To reduce the dependency on costly fuel imports, India wants to achieve 20% ethanol-blending in fuel sold across the country by 2023. The Oil Ministry said in a Gazette notification, “The Central Government hereby directs that the oil companies shall sell ethanol-blended petrol with a percentage of ethanol up to 20 per cent as per the Bureau of Indian Standards specifications, in the whole of the States and union territories. This Notification shall come into force with effect from the 1st April 2023”.
Why this move
India being the third-largest importer of oil relies on foreign suppliers to meet 85% of its oil demands. On separate occasions, Prime Minister Narendra Modi and Road Transport & Highways Minister Nitin Gadkari have suggested that India should promote the use of biofuels. The primary objective of this move is to curb the dependence on oil imports. Ethanol contains oxygen which results in the complete combustion of the fuel. This in turn reduces the emission levels improving air quality.
While the above seems promising for cheaper fuel and a cleaner environment, the issues of using a high concentration of ethanol in fuels outweigh its benefits.
Effect on Agricultural Resources
To meet the target of 20% ethanol-blending in fuel by 2023, 1,000 crore litres of ethanol will be required. Ethanol is produced by fermenting sugarcane, corn, etc and this is how most of this demand will be met in India. As much as 700 crore litres of ethanol will be produced from sugarcane while the rest will be produced from excess grain. This will mean increased use of water resources not only for agricultural purposes but also to wash away pollutants. India’s water requirements for producing such huge quantities of ethanol are not met by rainwater which means more surface and groundwater will be used. Water is not the only limited resource we have. Sugarcane currently accounts for around 3% of India’s net sown area.

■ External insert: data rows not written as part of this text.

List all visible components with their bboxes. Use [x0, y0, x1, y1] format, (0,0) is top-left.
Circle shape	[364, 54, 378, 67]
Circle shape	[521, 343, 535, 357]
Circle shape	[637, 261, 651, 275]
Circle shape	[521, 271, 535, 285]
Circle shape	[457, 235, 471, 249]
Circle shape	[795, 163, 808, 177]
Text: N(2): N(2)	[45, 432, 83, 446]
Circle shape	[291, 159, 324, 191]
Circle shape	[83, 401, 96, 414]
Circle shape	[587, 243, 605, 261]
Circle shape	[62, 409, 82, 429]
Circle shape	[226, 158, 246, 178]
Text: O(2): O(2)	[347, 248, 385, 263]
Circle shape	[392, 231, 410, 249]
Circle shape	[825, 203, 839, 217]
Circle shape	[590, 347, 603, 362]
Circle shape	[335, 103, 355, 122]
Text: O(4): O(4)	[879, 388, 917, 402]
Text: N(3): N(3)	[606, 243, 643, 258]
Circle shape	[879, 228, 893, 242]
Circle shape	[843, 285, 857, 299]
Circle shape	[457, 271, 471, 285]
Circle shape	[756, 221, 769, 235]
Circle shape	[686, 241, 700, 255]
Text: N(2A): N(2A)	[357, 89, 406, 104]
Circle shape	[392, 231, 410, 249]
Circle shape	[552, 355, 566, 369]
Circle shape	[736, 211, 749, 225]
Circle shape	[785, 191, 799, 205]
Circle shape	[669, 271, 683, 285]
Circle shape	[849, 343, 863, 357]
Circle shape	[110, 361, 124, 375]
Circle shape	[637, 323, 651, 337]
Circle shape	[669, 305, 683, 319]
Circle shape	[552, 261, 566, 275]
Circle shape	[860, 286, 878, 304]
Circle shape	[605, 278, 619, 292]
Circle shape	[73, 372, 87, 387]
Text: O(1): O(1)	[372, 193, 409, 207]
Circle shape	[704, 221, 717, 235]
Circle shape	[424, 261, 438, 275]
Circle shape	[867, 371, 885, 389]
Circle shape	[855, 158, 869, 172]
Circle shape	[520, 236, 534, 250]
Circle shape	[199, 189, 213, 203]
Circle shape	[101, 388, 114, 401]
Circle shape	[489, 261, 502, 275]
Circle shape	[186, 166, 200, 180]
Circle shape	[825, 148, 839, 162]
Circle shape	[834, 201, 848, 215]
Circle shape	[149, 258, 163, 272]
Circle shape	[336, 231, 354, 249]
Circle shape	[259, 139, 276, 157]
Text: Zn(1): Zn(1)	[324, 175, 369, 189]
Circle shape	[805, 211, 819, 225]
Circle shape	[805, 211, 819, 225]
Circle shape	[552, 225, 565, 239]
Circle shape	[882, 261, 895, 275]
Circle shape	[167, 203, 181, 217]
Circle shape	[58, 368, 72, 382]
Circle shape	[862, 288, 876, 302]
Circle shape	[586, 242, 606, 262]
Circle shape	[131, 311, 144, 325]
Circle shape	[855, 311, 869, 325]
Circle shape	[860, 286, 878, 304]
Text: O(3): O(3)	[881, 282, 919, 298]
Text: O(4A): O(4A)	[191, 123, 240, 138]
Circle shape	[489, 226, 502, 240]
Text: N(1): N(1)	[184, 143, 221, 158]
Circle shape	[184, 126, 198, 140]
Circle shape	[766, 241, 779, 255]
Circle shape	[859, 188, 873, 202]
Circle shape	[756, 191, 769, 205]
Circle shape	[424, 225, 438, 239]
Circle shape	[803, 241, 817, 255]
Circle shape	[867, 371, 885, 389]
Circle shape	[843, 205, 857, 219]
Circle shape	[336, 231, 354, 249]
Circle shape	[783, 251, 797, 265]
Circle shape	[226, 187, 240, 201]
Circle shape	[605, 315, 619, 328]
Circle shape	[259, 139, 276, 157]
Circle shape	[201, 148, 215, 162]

A simple calculation of extra area required for the 2010 to 2017 period shows that to raise the petrol-ethanol blend rate to even 10%, India will have to devote another 4% of its net sown area to sugarcane. In order to achieve a 20% blend rate, almost one-tenth of the existing net sown area will have to be diverted for sugarcane production. Any such land requirement is likely to put stress on other crops and has the potential to increase food prices.
Loss of Mileage
The ethanol molecule contains less energy than gasoline. The energy value in petroleum fuels is a function of the number of carbon bonds in the molecule. Gasoline molecules are much longer with more carbon bonds than the small ethanol molecule, so you have less energy potential in that blended fuel. Since ethanol produces less energy, there is a drop in the overall energy value of the vehicle which in turn results in higher fuel consumption. The loss of energy in E10 or 10% ethanol-blended fuel is 3.5%-5% and will be higher in E20 fuel.
Attraction and Retention of Water
Pure ethanol has a strong ability to absorb water from the atmosphere around it. The same stands true for ethanol-blended petrol. When water accumulates in a fuel tank, it sinks to the bottom of the tank as water is heavier than fuel. This then contributes to a host of issues like rusting of the tank, frequent damage to fuel filters, corrosion, etc. While the current engines are not modified to optimally run on E20 fuel, they are more likely to run into problems. This only means that consumers will have to shell out more for maintenance and repairs.
Higher Production Cost for Vehicles
The new fuel blend will require modifications in engine specifications. Manufacturers will have to spend money for research, development, testing and implementing these new specifications. We already saw a hike in vehicle prices when the BS6 norms were implemented and we expect the same to happen once these changes are brought into action.
To conclude, in the current scenario, bringing ethanol-blended fuels in such a short timeline will do more harm than good and there is a good chance that the consumers will pay the price for it.